TYNDALL AIR FORCE BASE, Fla. --
*Editor’s note: Full names have been left out for operational security purposes.
Two wings, one mission: to execute a local squadron-planned exercise between the 23rd Wing and the 325th Fighter Wing during exercise Stealth Guardian August 7 through 11.
During months of planning between Tyndall AFB and Moody AFB, Georgia, exercise Stealth Guardian was conceived and executed by Airmen from both wings to explore Air Force capabilities in modern rescue scenarios and to integrate rescue and 5th generation assets in a deployed or contingency environment.
Additionally, the exercise tested the capabilities of Rapid Raptor, the Air Force’s ability to employ agile combat capabilities of 5th generation platforms like the F-22 to a combat or contingency environment as a moment’s notice.
“Stealth Guardian started off after a rapid rescue and Rapid Raptor exercise we conducted at Langley [AFB] this past May,” said Maj. Tom, Exercise Stealth Guardian planner and 347th Operations Support Squadron assistant director of operations. “Leadership from the different wings, specifically the leaders at Tyndall, wanted to integrate with rescue as well. They saw an opportunity to integrate rapid raptor with rescue because of the capabilities of the HC-130Js.”
Tom also added the ability to integrate with Air Force rescue assets allows for better cross flow communication and it improves the ability of F-22 operators to affect their own recovery and be the on-scene commander.
“From a survivor’s perspective, I know I am going to be much better prepared as a survivor on the ground understanding how the process works,” said Maj. Ryan, 95th Fighter squadron F-22 pilot.
Since the exercise was planned at squadron level, each unit was able to tailor not only how the exercise was going to be accomplished but also what would be learned and gained from it.
“We were able to tailor the exercise to meet the specific learning objectives of all the players,” Tom said. “By controlling all the aspects of the exercise, we never had to sacrifice learning objectives, flights or mission planning time that can sometimes occur at other larger exercises.”
In addition to being able to tailor learning objectives, Stealth Guardian allowed for 4th generation platforms to better integrate with 5th generation ones.
“I think integrating and speaking between older technology like 4th generation and 5th generation assets is crucial,” Tom said. “Anytime you can figure out how to make those assets affect their own recovery or how to affect the recovery of any coalition personnel is going to be crucial.”

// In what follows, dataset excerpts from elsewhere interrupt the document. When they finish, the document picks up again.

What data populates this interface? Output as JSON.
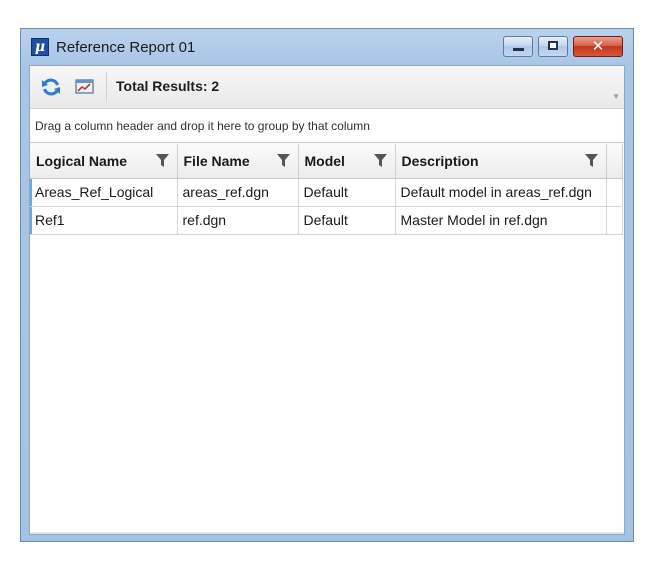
{
  "window": {
    "title": "Reference Report 01",
    "app_icon_glyph": "μ",
    "close_glyph": "✕"
  },
  "toolbar": {
    "total_results": "Total Results: 2",
    "refresh_icon": "refresh-icon",
    "chart_icon": "chart-icon"
  },
  "group_panel": {
    "hint": "Drag a column header and drop it here to group by that column"
  },
  "table": {
    "columns": [
      "Logical Name",
      "File Name",
      "Model",
      "Description"
    ],
    "rows": [
      [
        "Areas_Ref_Logical",
        "areas_ref.dgn",
        "Default",
        "Default model in areas_ref.dgn"
      ],
      [
        "Ref1",
        "ref.dgn",
        "Default",
        "Master Model in ref.dgn"
      ]
    ]
  },
  "colors": {
    "frame": "#a8c5e6",
    "accent": "#2a7fd4",
    "close": "#c2361c"
  }
}
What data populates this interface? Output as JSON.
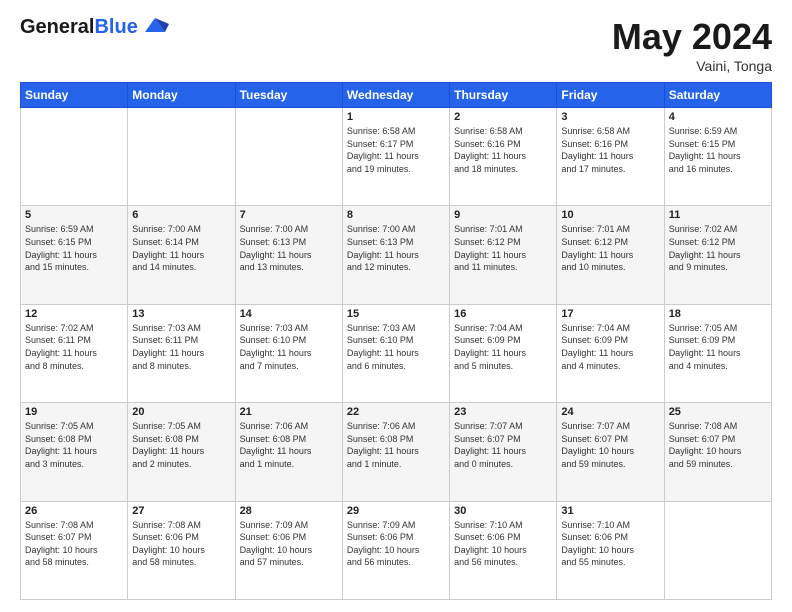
{
  "header": {
    "logo_line1": "General",
    "logo_line2": "Blue",
    "month_year": "May 2024",
    "location": "Vaini, Tonga"
  },
  "weekdays": [
    "Sunday",
    "Monday",
    "Tuesday",
    "Wednesday",
    "Thursday",
    "Friday",
    "Saturday"
  ],
  "weeks": [
    [
      {
        "day": "",
        "info": ""
      },
      {
        "day": "",
        "info": ""
      },
      {
        "day": "",
        "info": ""
      },
      {
        "day": "1",
        "info": "Sunrise: 6:58 AM\nSunset: 6:17 PM\nDaylight: 11 hours\nand 19 minutes."
      },
      {
        "day": "2",
        "info": "Sunrise: 6:58 AM\nSunset: 6:16 PM\nDaylight: 11 hours\nand 18 minutes."
      },
      {
        "day": "3",
        "info": "Sunrise: 6:58 AM\nSunset: 6:16 PM\nDaylight: 11 hours\nand 17 minutes."
      },
      {
        "day": "4",
        "info": "Sunrise: 6:59 AM\nSunset: 6:15 PM\nDaylight: 11 hours\nand 16 minutes."
      }
    ],
    [
      {
        "day": "5",
        "info": "Sunrise: 6:59 AM\nSunset: 6:15 PM\nDaylight: 11 hours\nand 15 minutes."
      },
      {
        "day": "6",
        "info": "Sunrise: 7:00 AM\nSunset: 6:14 PM\nDaylight: 11 hours\nand 14 minutes."
      },
      {
        "day": "7",
        "info": "Sunrise: 7:00 AM\nSunset: 6:13 PM\nDaylight: 11 hours\nand 13 minutes."
      },
      {
        "day": "8",
        "info": "Sunrise: 7:00 AM\nSunset: 6:13 PM\nDaylight: 11 hours\nand 12 minutes."
      },
      {
        "day": "9",
        "info": "Sunrise: 7:01 AM\nSunset: 6:12 PM\nDaylight: 11 hours\nand 11 minutes."
      },
      {
        "day": "10",
        "info": "Sunrise: 7:01 AM\nSunset: 6:12 PM\nDaylight: 11 hours\nand 10 minutes."
      },
      {
        "day": "11",
        "info": "Sunrise: 7:02 AM\nSunset: 6:12 PM\nDaylight: 11 hours\nand 9 minutes."
      }
    ],
    [
      {
        "day": "12",
        "info": "Sunrise: 7:02 AM\nSunset: 6:11 PM\nDaylight: 11 hours\nand 8 minutes."
      },
      {
        "day": "13",
        "info": "Sunrise: 7:03 AM\nSunset: 6:11 PM\nDaylight: 11 hours\nand 8 minutes."
      },
      {
        "day": "14",
        "info": "Sunrise: 7:03 AM\nSunset: 6:10 PM\nDaylight: 11 hours\nand 7 minutes."
      },
      {
        "day": "15",
        "info": "Sunrise: 7:03 AM\nSunset: 6:10 PM\nDaylight: 11 hours\nand 6 minutes."
      },
      {
        "day": "16",
        "info": "Sunrise: 7:04 AM\nSunset: 6:09 PM\nDaylight: 11 hours\nand 5 minutes."
      },
      {
        "day": "17",
        "info": "Sunrise: 7:04 AM\nSunset: 6:09 PM\nDaylight: 11 hours\nand 4 minutes."
      },
      {
        "day": "18",
        "info": "Sunrise: 7:05 AM\nSunset: 6:09 PM\nDaylight: 11 hours\nand 4 minutes."
      }
    ],
    [
      {
        "day": "19",
        "info": "Sunrise: 7:05 AM\nSunset: 6:08 PM\nDaylight: 11 hours\nand 3 minutes."
      },
      {
        "day": "20",
        "info": "Sunrise: 7:05 AM\nSunset: 6:08 PM\nDaylight: 11 hours\nand 2 minutes."
      },
      {
        "day": "21",
        "info": "Sunrise: 7:06 AM\nSunset: 6:08 PM\nDaylight: 11 hours\nand 1 minute."
      },
      {
        "day": "22",
        "info": "Sunrise: 7:06 AM\nSunset: 6:08 PM\nDaylight: 11 hours\nand 1 minute."
      },
      {
        "day": "23",
        "info": "Sunrise: 7:07 AM\nSunset: 6:07 PM\nDaylight: 11 hours\nand 0 minutes."
      },
      {
        "day": "24",
        "info": "Sunrise: 7:07 AM\nSunset: 6:07 PM\nDaylight: 10 hours\nand 59 minutes."
      },
      {
        "day": "25",
        "info": "Sunrise: 7:08 AM\nSunset: 6:07 PM\nDaylight: 10 hours\nand 59 minutes."
      }
    ],
    [
      {
        "day": "26",
        "info": "Sunrise: 7:08 AM\nSunset: 6:07 PM\nDaylight: 10 hours\nand 58 minutes."
      },
      {
        "day": "27",
        "info": "Sunrise: 7:08 AM\nSunset: 6:06 PM\nDaylight: 10 hours\nand 58 minutes."
      },
      {
        "day": "28",
        "info": "Sunrise: 7:09 AM\nSunset: 6:06 PM\nDaylight: 10 hours\nand 57 minutes."
      },
      {
        "day": "29",
        "info": "Sunrise: 7:09 AM\nSunset: 6:06 PM\nDaylight: 10 hours\nand 56 minutes."
      },
      {
        "day": "30",
        "info": "Sunrise: 7:10 AM\nSunset: 6:06 PM\nDaylight: 10 hours\nand 56 minutes."
      },
      {
        "day": "31",
        "info": "Sunrise: 7:10 AM\nSunset: 6:06 PM\nDaylight: 10 hours\nand 55 minutes."
      },
      {
        "day": "",
        "info": ""
      }
    ]
  ]
}
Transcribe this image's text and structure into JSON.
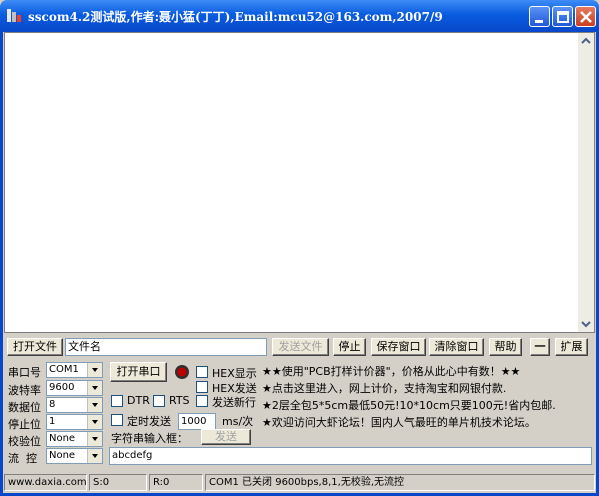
{
  "window": {
    "title": "sscom4.2测试版,作者:聂小猛(丁丁),Email:mcu52@163.com,2007/9"
  },
  "toolbar": {
    "open_file": "打开文件",
    "filename": "文件名",
    "send_file": "发送文件",
    "stop": "停止",
    "save_window": "保存窗口",
    "clear_window": "清除窗口",
    "help": "帮助",
    "minus": "一",
    "expand": "扩展"
  },
  "port": {
    "port_label": "串口号",
    "port_value": "COM1",
    "baud_label": "波特率",
    "baud_value": "9600",
    "databits_label": "数据位",
    "databits_value": "8",
    "stopbits_label": "停止位",
    "stopbits_value": "1",
    "parity_label": "校验位",
    "parity_value": "None",
    "flow_label": "流  控",
    "flow_value": "None"
  },
  "controls": {
    "open_port": "打开串口",
    "hex_display": "HEX显示",
    "hex_send": "HEX发送",
    "dtr": "DTR",
    "rts": "RTS",
    "send_newline": "发送新行",
    "timed_send": "定时发送",
    "interval_value": "1000",
    "interval_unit": "ms/次",
    "input_label": "字符串输入框：",
    "send": "发送",
    "input_value": "abcdefg"
  },
  "ads": [
    "★★使用\"PCB打样计价器\"，价格从此心中有数！★★",
    "★点击这里进入，网上计价，支持淘宝和网银付款.",
    "★2层全包5*5cm最低50元!10*10cm只要100元!省内包邮.",
    "★欢迎访问大虾论坛！国内人气最旺的单片机技术论坛。"
  ],
  "status": {
    "site": "www.daxia.com",
    "sent": "S:0",
    "received": "R:0",
    "port_status": "COM1 已关闭  9600bps,8,1,无校验,无流控"
  },
  "colors": {
    "titlebar": "#0a5ce0",
    "window_bg": "#d4d0c8",
    "indicator": "#c00000"
  }
}
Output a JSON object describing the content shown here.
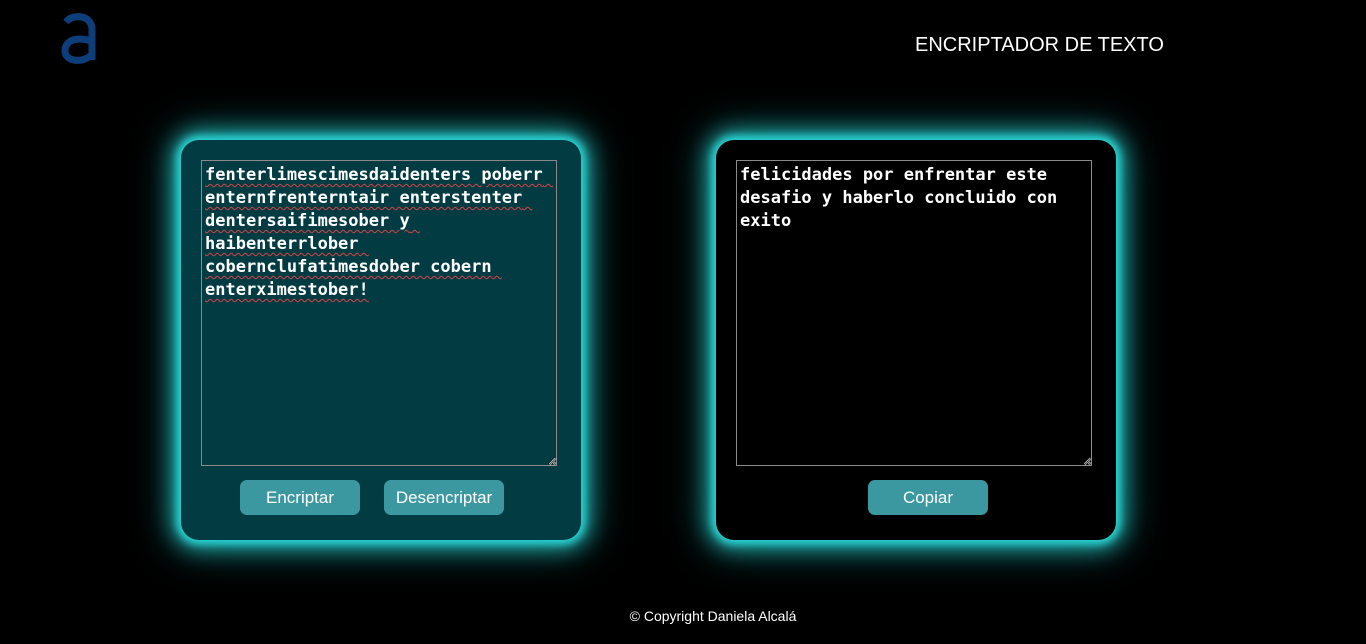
{
  "header": {
    "logo_icon": "alura-a-logo",
    "title": "ENCRIPTADOR DE TEXTO"
  },
  "input_panel": {
    "text": "fenterlimescimesdaidenters poberr enternfrenterntair enterstenter dentersaifimesober y haibenterrlober cobernclufatimesdober cobern enterximestober!",
    "encrypt_label": "Encriptar",
    "decrypt_label": "Desencriptar"
  },
  "output_panel": {
    "text": "felicidades por enfrentar este desafio y haberlo concluido con exito",
    "copy_label": "Copiar"
  },
  "footer": {
    "copyright": "© Copyright Daniela Alcalá"
  },
  "colors": {
    "background": "#000000",
    "input_panel": "#023b42",
    "glow": "#2ad3d3",
    "button": "#3b98a1",
    "logo": "#0e3e7a"
  }
}
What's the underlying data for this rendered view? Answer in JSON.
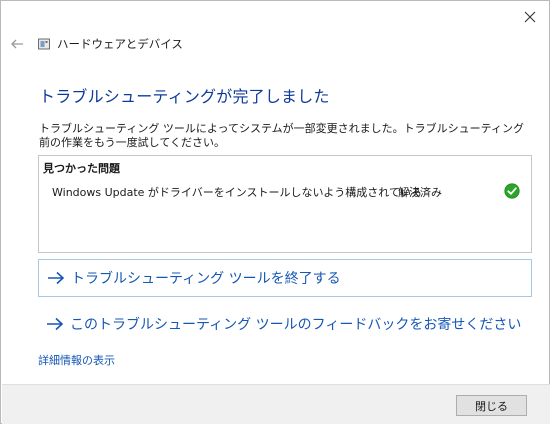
{
  "window": {
    "nav_title": "ハードウェアとデバイス",
    "close_glyph": "×"
  },
  "main": {
    "heading": "トラブルシューティングが完了しました",
    "description": "トラブルシューティング ツールによってシステムが一部変更されました。トラブルシューティング前の作業をもう一度試してください。"
  },
  "problems": {
    "header": "見つかった問題",
    "items": [
      {
        "name": "Windows Update がドライバーをインストールしないよう構成されている",
        "status": "解決済み",
        "status_icon": "check-circle-icon"
      }
    ]
  },
  "actions": {
    "exit_troubleshooter": "トラブルシューティング ツールを終了する",
    "send_feedback": "このトラブルシューティング ツールのフィードバックをお寄せください",
    "view_details": "詳細情報の表示"
  },
  "footer": {
    "close_button": "閉じる"
  },
  "colors": {
    "heading": "#0e3a9b",
    "link": "#1557b5",
    "success": "#2aa52a",
    "footer_bg": "#f0f0f0"
  }
}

For the 23rd Wing there were several successes that occurred during Stealth Guardian. According to Tom, the 347th Rescue Group was able to successfully integrate into the Rapid Raptor capabilities as well as prove they could stand up a personnel recovery task force with a minimal footprint.
Additionally during the exercise, F-22 Raptors were able to demonstrate the capabilities of Rapid Raptor by operating out of Moody.
“Refining Rapid Raptor increases the Air Force’s flexibility to provide a strategic and tactical response at a moment’s notice,” Ryan said.
The Rapid Raptor capabilities were also enhanced by an HC-130J Combat King II from the 71st Rescue Squadron. For the first time, an HC-130J was successfully able to execute a Forward Area Refueling Point with an F-22. The execution of this FARP further enhanced the ability of Rapid Raptor to be successful.
“We identified a lot of differences between the HC-130J and the MC-130 [which was used in a previous exercise] when it comes to the equipment and the way Air Combat Command assets do things compared to Air Force Special Operations Command,” Ryan said. “It’s a big deal, because it’s different than anything we have ever done before. It has helped us refine our tactics, techniques and procedures and identify creative solutions to help handle those friction points.”
Exercising the Rapid Raptor concept with the HC-130J resulted in Airmen finding a creative solution to an issue with loading needed equipment onto the aircraft. By identifying the issue now, Airmen at Tyndall are working to develop a piece of equipment that will allow the Rapid Raptor mobility piece to work on any C-130J variant.
“Solving those types of problems is significant for us because it allows us to lean the process. So, next time regardless of if it is a HC-130J or a C-130J we can make it happen,” Ryan said.
Overall, the exercise was very successful according to Tom and he envisions similar exercises in the future will only make things better.
“There are certainly lessons learned that can be applied to future exercises or even for those guys going down range when it comes to mission planning across the board,” Tom said.